UNITED KINGDOM CHILD CITIZENSHIP APPLICATIONS DENIED BY HOME OFFICE
It is reported that hundreds of children had had applications denied previous year.
The government has modified its support on how the “good character” obligation should be utilized to children in citizenship applications, but activists state that the attempt does not go to a sufficient amount and are protesting for it to be cancelled completely.
Activists had in the past opposed the rules for deteriorating to distinguish between young people who had matured up in the United Kingdom and required to apply as British citizens, and grown up arrivals considering to naturalise.
In the latest publication, caseworkers have been informed to take into account “the child’s age and specific conditions and any justifying issues such as their competence to comprehend the effects of their actions”.
It was found in 2018 that hundreds of youngsters, some as juvenile as 10, who were born or raised in the United Kingdom were having their British citizenship applications rejected on the origins of condemnations for law-breaking such as petty robbery.

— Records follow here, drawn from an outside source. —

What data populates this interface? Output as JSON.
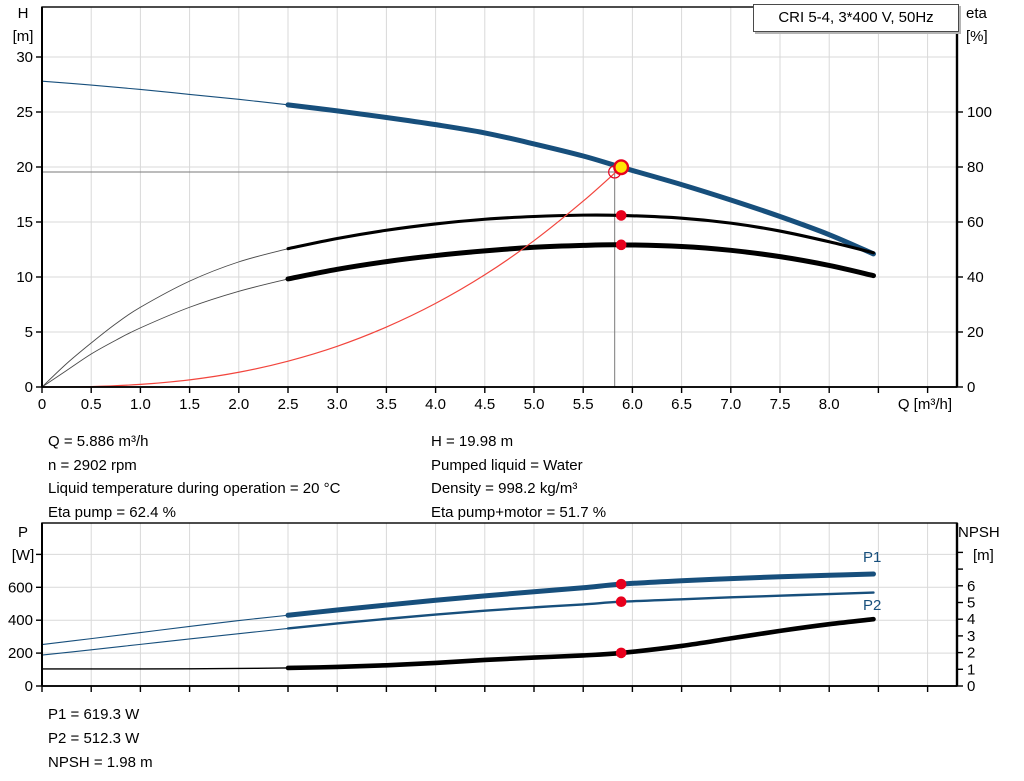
{
  "title_box": {
    "label": "CRI 5-4, 3*400 V, 50Hz"
  },
  "colors": {
    "curve_blue": "#174f7c",
    "curve_black": "#000000",
    "curve_thin_gray": "#4a4a4a",
    "system_curve_red": "#f2453d",
    "marker_red": "#e8001d",
    "duty_yellow": "#ffe506",
    "grid": "#d9d9d9",
    "crosshair": "#7a7a7a",
    "axis": "#000000"
  },
  "annotations": {
    "left": [
      "Q = 5.886 m³/h",
      "n = 2902 rpm",
      "Liquid temperature during operation = 20 °C",
      "Eta pump = 62.4 %"
    ],
    "right": [
      "H = 19.98 m",
      "Pumped liquid = Water",
      "Density = 998.2 kg/m³",
      "Eta pump+motor = 51.7 %"
    ],
    "bottom": [
      "P1 = 619.3 W",
      "P2 = 512.3 W",
      "NPSH = 1.98 m"
    ]
  },
  "chart_data": [
    {
      "type": "line",
      "title": "CRI 5-4, 3*400 V, 50Hz",
      "grid": true,
      "legend_position": "none",
      "x_axis": {
        "label": "Q [m³/h]",
        "min": 0,
        "max": 9.3,
        "tick_step": 0.5,
        "label_max": 8.0
      },
      "y_left": {
        "title": "H",
        "unit": "[m]",
        "min": 0,
        "max": 34.5,
        "ticks": [
          0,
          5,
          10,
          15,
          20,
          25,
          30
        ]
      },
      "y_right": {
        "title": "eta",
        "unit": "[%]",
        "min": 0,
        "max": 138,
        "ticks": [
          0,
          20,
          40,
          60,
          80,
          100
        ]
      },
      "series": [
        {
          "name": "H",
          "axis": "left",
          "color": "#174f7c",
          "thick_from": 2.5,
          "points": [
            [
              0,
              27.8
            ],
            [
              0.5,
              27.45
            ],
            [
              1,
              27.05
            ],
            [
              1.5,
              26.6
            ],
            [
              2,
              26.15
            ],
            [
              2.5,
              25.65
            ],
            [
              3,
              25.1
            ],
            [
              3.5,
              24.5
            ],
            [
              4,
              23.85
            ],
            [
              4.5,
              23.1
            ],
            [
              5,
              22.1
            ],
            [
              5.5,
              21.0
            ],
            [
              5.886,
              19.98
            ],
            [
              6.5,
              18.4
            ],
            [
              7,
              17.0
            ],
            [
              7.5,
              15.5
            ],
            [
              8,
              13.85
            ],
            [
              8.45,
              12.1
            ]
          ]
        },
        {
          "name": "Eta pump",
          "axis": "right",
          "color": "#000000",
          "thick_from": 2.5,
          "points": [
            [
              0,
              0
            ],
            [
              0.25,
              8.5
            ],
            [
              0.5,
              16
            ],
            [
              0.75,
              23
            ],
            [
              1,
              29
            ],
            [
              1.5,
              38.5
            ],
            [
              2,
              45.5
            ],
            [
              2.5,
              50.3
            ],
            [
              3,
              54
            ],
            [
              3.5,
              57
            ],
            [
              4,
              59.3
            ],
            [
              4.5,
              61
            ],
            [
              5,
              62
            ],
            [
              5.5,
              62.5
            ],
            [
              5.886,
              62.4
            ],
            [
              6.5,
              61.4
            ],
            [
              7,
              59.6
            ],
            [
              7.5,
              56.7
            ],
            [
              8,
              52.8
            ],
            [
              8.45,
              48.8
            ]
          ]
        },
        {
          "name": "Eta pump+motor",
          "axis": "right",
          "color": "#000000",
          "thick_from": 2.5,
          "points": [
            [
              0,
              0
            ],
            [
              0.25,
              6
            ],
            [
              0.5,
              12
            ],
            [
              0.75,
              17
            ],
            [
              1,
              21.5
            ],
            [
              1.5,
              29
            ],
            [
              2,
              34.8
            ],
            [
              2.5,
              39.3
            ],
            [
              3,
              42.8
            ],
            [
              3.5,
              45.6
            ],
            [
              4,
              47.8
            ],
            [
              4.5,
              49.5
            ],
            [
              5,
              50.8
            ],
            [
              5.5,
              51.5
            ],
            [
              5.886,
              51.7
            ],
            [
              6.5,
              51.1
            ],
            [
              7,
              49.7
            ],
            [
              7.5,
              47.4
            ],
            [
              8,
              44.2
            ],
            [
              8.45,
              40.5
            ]
          ]
        },
        {
          "name": "System curve",
          "axis": "left",
          "color": "#f2453d",
          "thick_from": null,
          "points": [
            [
              0,
              0
            ],
            [
              0.5,
              0.04
            ],
            [
              1,
              0.24
            ],
            [
              1.5,
              0.65
            ],
            [
              2,
              1.34
            ],
            [
              2.5,
              2.35
            ],
            [
              3,
              3.7
            ],
            [
              3.5,
              5.45
            ],
            [
              4,
              7.6
            ],
            [
              4.5,
              10.2
            ],
            [
              5,
              13.3
            ],
            [
              5.5,
              16.9
            ],
            [
              5.886,
              19.98
            ]
          ]
        }
      ],
      "duty_point": {
        "flow": 5.886,
        "head": 19.98,
        "eta_pump": 62.4,
        "eta_pump_motor": 51.7
      },
      "requested_point": {
        "flow": 5.82,
        "head": 19.55
      },
      "markers": [
        {
          "type": "dot",
          "q": 5.886,
          "value": 62.4,
          "axis": "right"
        },
        {
          "type": "dot",
          "q": 5.886,
          "value": 51.7,
          "axis": "right"
        },
        {
          "type": "open-circle",
          "q": 5.82,
          "value": 19.55,
          "axis": "left"
        },
        {
          "type": "duty",
          "q": 5.886,
          "value": 19.98,
          "axis": "left"
        }
      ]
    },
    {
      "type": "line",
      "title": "Power and NPSH",
      "grid": true,
      "legend_position": "inline-right",
      "x_axis": {
        "label": "",
        "min": 0,
        "max": 9.3,
        "tick_step": 0.5,
        "label_max": -1
      },
      "y_left": {
        "title": "P",
        "unit": "[W]",
        "min": 0,
        "max": 1000,
        "ticks": [
          0,
          200,
          400,
          600
        ],
        "unlabeled_ticks": [
          800
        ]
      },
      "y_right": {
        "title": "NPSH",
        "unit": "[m]",
        "min": 0,
        "max": 9.7,
        "ticks": [
          0,
          1,
          2,
          3,
          4,
          5,
          6
        ],
        "unlabeled_ticks": [
          7,
          8
        ]
      },
      "series": [
        {
          "name": "P1",
          "axis": "left",
          "color": "#174f7c",
          "thick_from": 2.5,
          "points": [
            [
              0,
              252
            ],
            [
              0.5,
              288
            ],
            [
              1,
              325
            ],
            [
              1.5,
              362
            ],
            [
              2,
              398
            ],
            [
              2.5,
              430
            ],
            [
              3,
              462
            ],
            [
              3.5,
              492
            ],
            [
              4,
              521
            ],
            [
              4.5,
              548
            ],
            [
              5,
              573
            ],
            [
              5.5,
              597
            ],
            [
              5.886,
              619.3
            ],
            [
              6.5,
              640
            ],
            [
              7,
              653
            ],
            [
              7.5,
              664
            ],
            [
              8,
              673
            ],
            [
              8.45,
              681
            ]
          ]
        },
        {
          "name": "P2",
          "axis": "left",
          "color": "#174f7c",
          "thick_from": 2.5,
          "points": [
            [
              0,
              188
            ],
            [
              0.5,
              220
            ],
            [
              1,
              253
            ],
            [
              1.5,
              286
            ],
            [
              2,
              318
            ],
            [
              2.5,
              350
            ],
            [
              3,
              380
            ],
            [
              3.5,
              408
            ],
            [
              4,
              434
            ],
            [
              4.5,
              458
            ],
            [
              5,
              478
            ],
            [
              5.5,
              496
            ],
            [
              5.886,
              512.3
            ],
            [
              6.5,
              527
            ],
            [
              7,
              539
            ],
            [
              7.5,
              549
            ],
            [
              8,
              559
            ],
            [
              8.45,
              568
            ]
          ]
        },
        {
          "name": "NPSH",
          "axis": "right",
          "color": "#000000",
          "thick_from": 2.5,
          "points": [
            [
              0,
              1.02
            ],
            [
              0.5,
              1.02
            ],
            [
              1,
              1.02
            ],
            [
              1.5,
              1.03
            ],
            [
              2,
              1.05
            ],
            [
              2.5,
              1.08
            ],
            [
              3,
              1.14
            ],
            [
              3.5,
              1.24
            ],
            [
              4,
              1.38
            ],
            [
              4.5,
              1.56
            ],
            [
              5,
              1.7
            ],
            [
              5.5,
              1.83
            ],
            [
              5.886,
              1.98
            ],
            [
              6.5,
              2.4
            ],
            [
              7,
              2.85
            ],
            [
              7.5,
              3.3
            ],
            [
              8,
              3.7
            ],
            [
              8.45,
              4.0
            ]
          ]
        }
      ],
      "duty_point": {
        "flow": 5.886,
        "p1": 619.3,
        "p2": 512.3,
        "npsh": 1.98
      },
      "markers": [
        {
          "type": "dot",
          "q": 5.886,
          "value": 619.3,
          "axis": "left"
        },
        {
          "type": "dot",
          "q": 5.886,
          "value": 512.3,
          "axis": "left"
        },
        {
          "type": "dot",
          "q": 5.886,
          "value": 1.98,
          "axis": "right"
        }
      ]
    }
  ]
}
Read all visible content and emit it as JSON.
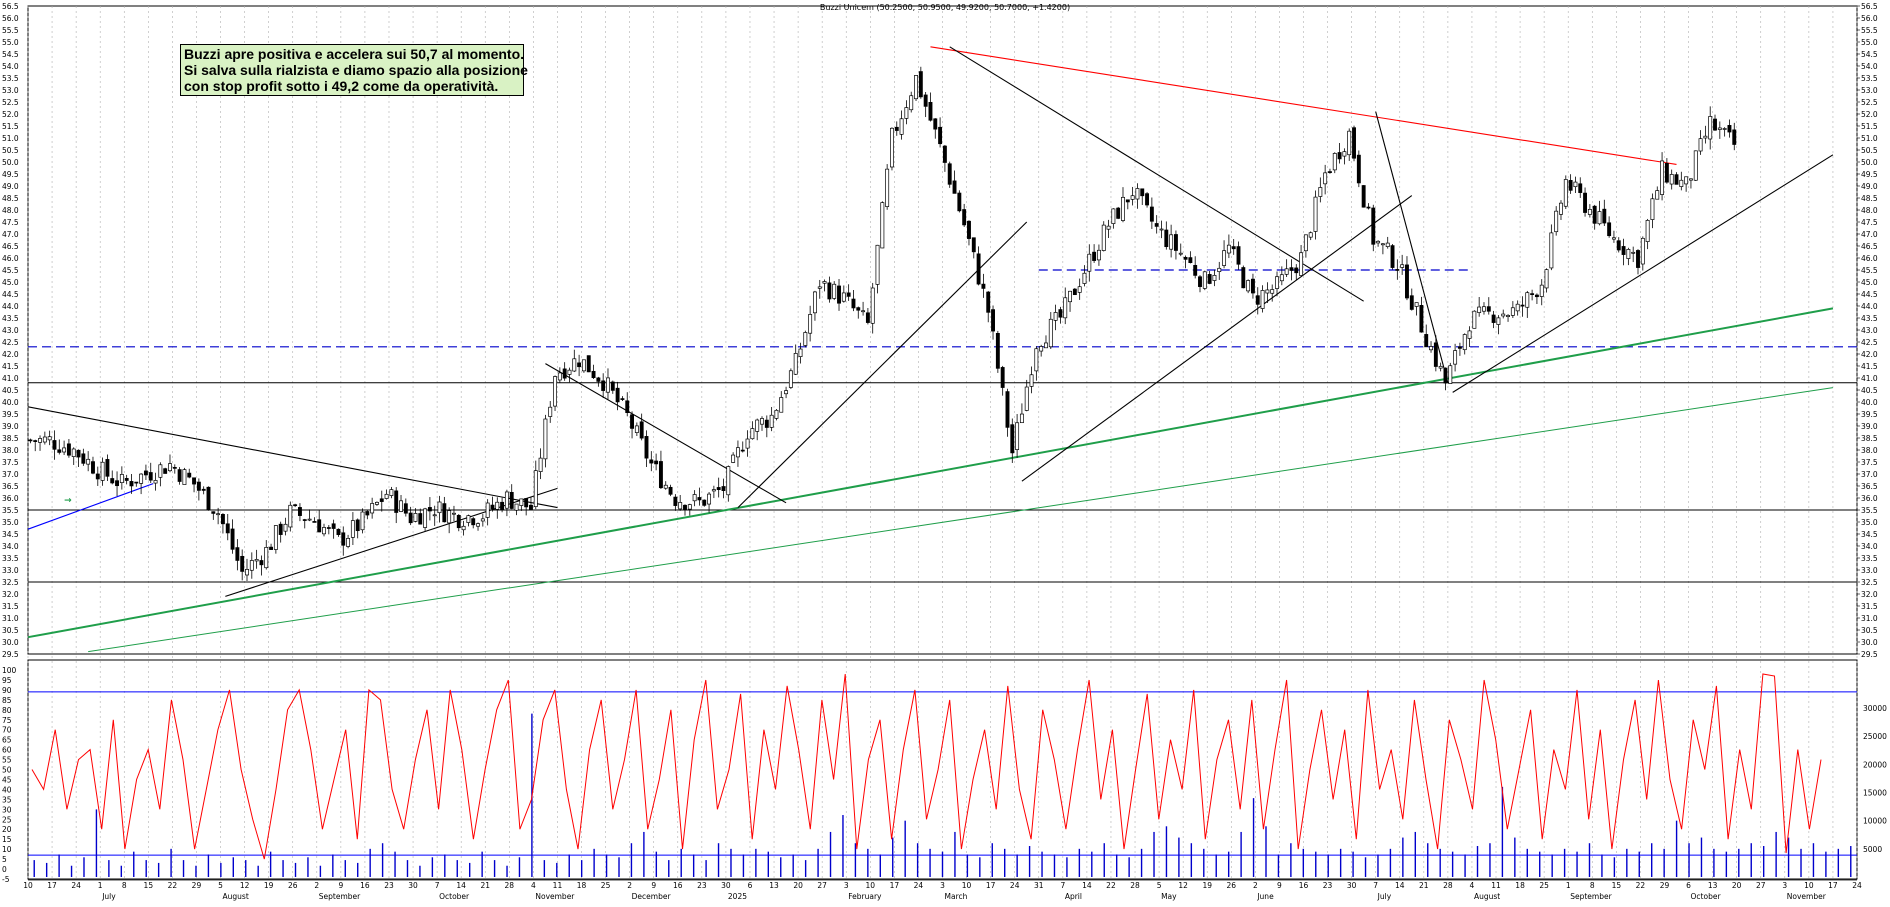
{
  "chart_title": "Buzzi Unicem (50.2500, 50.9500, 49.9200, 50.7000, +1.4200)",
  "annotation": {
    "lines": [
      "Buzzi apre positiva e accelera sui 50,7 al momento.",
      "Si salva sulla rialzista e diamo spazio alla posizione",
      "con stop profit sotto i 49,2 come da operatività."
    ]
  },
  "colors": {
    "candles": "#000000",
    "resistance": "#ff0000",
    "support_green": "#1f9e4a",
    "dashed_level": "#0000cc",
    "oscillator": "#ff0000",
    "volume": "#0000cc",
    "guide_blue": "#0000ff",
    "grid": "#b0b0b0"
  },
  "chart_data": [
    {
      "type": "candlestick",
      "title": "Buzzi Unicem (50.2500, 50.9500, 49.9200, 50.7000, +1.4200)",
      "ylim": [
        29.5,
        56.5
      ],
      "y_ticks": [
        "56.5",
        "56.0",
        "55.5",
        "55.0",
        "54.5",
        "54.0",
        "53.5",
        "53.0",
        "52.5",
        "52.0",
        "51.5",
        "51.0",
        "50.5",
        "50.0",
        "49.5",
        "49.0",
        "48.5",
        "48.0",
        "47.5",
        "47.0",
        "46.5",
        "46.0",
        "45.5",
        "45.0",
        "44.5",
        "44.0",
        "43.5",
        "43.0",
        "42.5",
        "42.0",
        "41.5",
        "41.0",
        "40.5",
        "40.0",
        "39.5",
        "39.0",
        "38.5",
        "38.0",
        "37.5",
        "37.0",
        "36.5",
        "36.0",
        "35.5",
        "35.0",
        "34.5",
        "34.0",
        "33.5",
        "33.0",
        "32.5",
        "32.0",
        "31.5",
        "31.0",
        "30.5",
        "30.0",
        "29.5"
      ],
      "x_day_labels": [
        "10",
        "17",
        "24",
        "1",
        "8",
        "15",
        "22",
        "29",
        "5",
        "12",
        "19",
        "26",
        "2",
        "9",
        "16",
        "23",
        "30",
        "7",
        "14",
        "21",
        "28",
        "4",
        "11",
        "18",
        "25",
        "2",
        "9",
        "16",
        "23",
        "30",
        "6",
        "13",
        "20",
        "27",
        "3",
        "10",
        "17",
        "24",
        "3",
        "10",
        "17",
        "24",
        "31",
        "7",
        "14",
        "22",
        "28",
        "5",
        "12",
        "19",
        "26",
        "2",
        "9",
        "16",
        "23",
        "30",
        "7",
        "14",
        "21",
        "28",
        "4",
        "11",
        "18",
        "25",
        "1",
        "8",
        "15",
        "22",
        "29",
        "6",
        "13",
        "20",
        "27",
        "3",
        "10",
        "17",
        "24"
      ],
      "x_month_labels": [
        {
          "label": "July",
          "week": 3
        },
        {
          "label": "August",
          "week": 8
        },
        {
          "label": "September",
          "week": 12
        },
        {
          "label": "October",
          "week": 17
        },
        {
          "label": "November",
          "week": 21
        },
        {
          "label": "December",
          "week": 25
        },
        {
          "label": "2025",
          "week": 29
        },
        {
          "label": "February",
          "week": 34
        },
        {
          "label": "March",
          "week": 38
        },
        {
          "label": "April",
          "week": 43
        },
        {
          "label": "May",
          "week": 47
        },
        {
          "label": "June",
          "week": 51
        },
        {
          "label": "July",
          "week": 56
        },
        {
          "label": "August",
          "week": 60
        },
        {
          "label": "September",
          "week": 64
        },
        {
          "label": "October",
          "week": 69
        },
        {
          "label": "November",
          "week": 73
        }
      ],
      "weekly_closes": [
        38.4,
        38.0,
        37.2,
        36.6,
        37.0,
        37.4,
        36.6,
        35.4,
        32.9,
        33.8,
        35.4,
        35.1,
        34.2,
        35.0,
        36.2,
        35.2,
        35.6,
        35.2,
        35.3,
        36.0,
        35.6,
        41.2,
        41.8,
        40.9,
        39.4,
        37.4,
        36.0,
        35.8,
        36.4,
        38.8,
        39.4,
        41.6,
        45.0,
        44.3,
        43.2,
        51.0,
        53.5,
        50.6,
        47.4,
        43.8,
        37.9,
        42.5,
        43.5,
        45.5,
        47.4,
        48.8,
        47.2,
        46.2,
        45.0,
        46.4,
        44.3,
        44.8,
        46.0,
        49.5,
        51.2,
        46.8,
        45.8,
        43.2,
        40.8,
        43.4,
        43.7,
        43.8,
        45.0,
        49.2,
        48.0,
        46.8,
        46.0,
        49.6,
        49.0,
        51.6,
        50.7
      ],
      "horizontal_levels": [
        {
          "value": 42.3,
          "style": "dashed",
          "color": "#0000cc"
        },
        {
          "value": 45.5,
          "style": "dashed",
          "color": "#0000cc",
          "from_week": 42,
          "to_week": 60
        },
        {
          "value": 40.8,
          "style": "solid",
          "color": "#000000"
        },
        {
          "value": 35.5,
          "style": "solid",
          "color": "#000000"
        },
        {
          "value": 32.5,
          "style": "solid",
          "color": "#000000"
        },
        {
          "value": 29.5,
          "style": "solid",
          "color": "#000000"
        }
      ],
      "trend_lines": [
        {
          "color": "#ff0000",
          "from": [
            37.5,
            54.8
          ],
          "to": [
            68.5,
            49.9
          ]
        },
        {
          "color": "#1f9e4a",
          "from": [
            0,
            30.2
          ],
          "to": [
            75,
            43.9
          ],
          "width": 2
        },
        {
          "color": "#1f9e4a",
          "from": [
            2.5,
            29.6
          ],
          "to": [
            75,
            40.6
          ],
          "width": 1
        },
        {
          "color": "#000000",
          "from": [
            0,
            39.8
          ],
          "to": [
            22,
            35.6
          ]
        },
        {
          "color": "#000000",
          "from": [
            8.2,
            31.9
          ],
          "to": [
            22,
            36.4
          ]
        },
        {
          "color": "#000000",
          "from": [
            21.5,
            41.6
          ],
          "to": [
            31.5,
            35.8
          ]
        },
        {
          "color": "#000000",
          "from": [
            29.5,
            35.6
          ],
          "to": [
            41.5,
            47.5
          ]
        },
        {
          "color": "#000000",
          "from": [
            38.3,
            54.8
          ],
          "to": [
            55.5,
            44.2
          ]
        },
        {
          "color": "#000000",
          "from": [
            41.3,
            36.7
          ],
          "to": [
            57.5,
            48.6
          ]
        },
        {
          "color": "#000000",
          "from": [
            56.0,
            52.1
          ],
          "to": [
            59.0,
            40.8
          ]
        },
        {
          "color": "#000000",
          "from": [
            59.2,
            40.4
          ],
          "to": [
            75,
            50.3
          ]
        },
        {
          "color": "#0000ff",
          "from": [
            0,
            34.7
          ],
          "to": [
            5.2,
            36.6
          ]
        }
      ]
    },
    {
      "type": "line",
      "name_hidden": true,
      "ylim": [
        -5,
        100
      ],
      "y_ticks_left": [
        "100",
        "95",
        "90",
        "85",
        "80",
        "75",
        "70",
        "65",
        "60",
        "55",
        "50",
        "45",
        "40",
        "35",
        "30",
        "25",
        "20",
        "15",
        "10",
        "5",
        "0",
        "-5"
      ],
      "reference_levels": [
        89,
        7
      ],
      "values": [
        50,
        40,
        70,
        30,
        55,
        60,
        20,
        75,
        10,
        45,
        60,
        30,
        85,
        55,
        10,
        40,
        70,
        90,
        50,
        25,
        5,
        40,
        80,
        90,
        60,
        20,
        45,
        70,
        15,
        90,
        85,
        40,
        20,
        55,
        80,
        30,
        90,
        60,
        15,
        50,
        80,
        95,
        20,
        35,
        75,
        90,
        40,
        10,
        60,
        85,
        30,
        55,
        90,
        20,
        45,
        80,
        10,
        65,
        95,
        30,
        50,
        88,
        15,
        70,
        40,
        92,
        60,
        20,
        85,
        45,
        98,
        10,
        55,
        75,
        15,
        60,
        90,
        25,
        50,
        85,
        10,
        45,
        70,
        30,
        92,
        40,
        15,
        80,
        55,
        20,
        60,
        95,
        35,
        70,
        10,
        50,
        88,
        25,
        65,
        40,
        90,
        15,
        55,
        75,
        30,
        85,
        20,
        60,
        95,
        10,
        50,
        80,
        35,
        70,
        15,
        90,
        40,
        60,
        25,
        85,
        45,
        10,
        75,
        55,
        30,
        95,
        65,
        20,
        50,
        80,
        15,
        60,
        40,
        90,
        25,
        70,
        10,
        55,
        85,
        35,
        95,
        45,
        20,
        75,
        50,
        92,
        15,
        60,
        30,
        98,
        97,
        8,
        60,
        20,
        55
      ]
    },
    {
      "type": "bar",
      "name_hidden": true,
      "ylim": [
        0,
        30000
      ],
      "y_ticks_right": [
        "30000",
        "25000",
        "20000",
        "15000",
        "10000",
        "5000"
      ],
      "values": [
        3000,
        2500,
        4000,
        2000,
        3500,
        12000,
        3000,
        2000,
        4500,
        3000,
        2500,
        5000,
        3000,
        2000,
        4000,
        2500,
        3500,
        3000,
        2000,
        4500,
        3000,
        2500,
        3500,
        2000,
        4000,
        3000,
        2500,
        5000,
        6000,
        4500,
        3000,
        2000,
        3500,
        4000,
        3000,
        2500,
        4500,
        3000,
        2000,
        3500,
        29000,
        3000,
        2500,
        4000,
        3000,
        5000,
        4000,
        3500,
        6000,
        8000,
        4500,
        3000,
        5000,
        4000,
        3000,
        6000,
        5000,
        4000,
        5000,
        4500,
        3500,
        4000,
        3000,
        5000,
        8000,
        11000,
        6000,
        5000,
        4000,
        7000,
        10000,
        6000,
        5000,
        4500,
        8000,
        4000,
        3500,
        6000,
        5000,
        4000,
        5500,
        4500,
        4000,
        3500,
        5000,
        4500,
        6000,
        4000,
        3500,
        5000,
        8000,
        9000,
        7000,
        6000,
        5000,
        4000,
        4500,
        8000,
        14000,
        9000,
        4000,
        6000,
        5000,
        4500,
        4000,
        5000,
        4500,
        3500,
        4000,
        5000,
        7000,
        8000,
        6000,
        5000,
        4500,
        4000,
        5500,
        6000,
        16000,
        7000,
        5000,
        4500,
        4000,
        5000,
        4500,
        6000,
        4000,
        3500,
        5000,
        4500,
        6000,
        5000,
        10000,
        6000,
        7000,
        5000,
        4500,
        5000,
        6000,
        5500,
        8000,
        7000,
        5000,
        6000,
        4500,
        5000,
        5500
      ]
    }
  ]
}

In the last few years, at least one kid a week had their application denied. Activists have projected that as many as 500 kids have had their application denied because they were unable to gratify the good character obligations since it was announced in 2006.
The latest guidelines answer to the 2017 assessment of the good character obligation by David Bolt, the independent chief inspector of borders and immigration, which asked the Home Office to reassess the regulation and safeguard it “makes clear the room for caseworkers to practice prudence”.
Solange Valdez-Symonds, the director of the movement group the Project for Registration of Children as British Citizens (PRCBC) said “Sticking a couple of badly prepared paragraphs citing children into a 50-page guidance about naturalisation of adult immigrants is not what was obligated by the chief inspector’s approval that has been sat on for well over a year,”.
In 2018, PRCBC, Amnesty International and the Runnymede Trust launched a campaign to scrap the good character necessity in child citizenship applications. In a meeting given to MPs, they documented: “Barring children from the citizenship of the country of their home, and the only nation they know, is not in the finest interests of any child.”
Furthermore Valdez-Symonds stated : “These children have privileges to enlist as British citizens, having grown up in this country and in many situations having been born here too. The rejection to identify this with precise direction on these children’s statutory rights to British citizenship is reckless, offensive to children and in complete disrespect of the home secretary’s responsibilities to safe guard and encourage their best interests.”
A Home Office spokesman responded: “All citizenship applications are evaluated on their distinct facts. In the instance of applications from children, the child’s best welfares are always a key consideration in decision making. The good character obligation applies to those aged 10 and over as that is the age of criminal accountability.”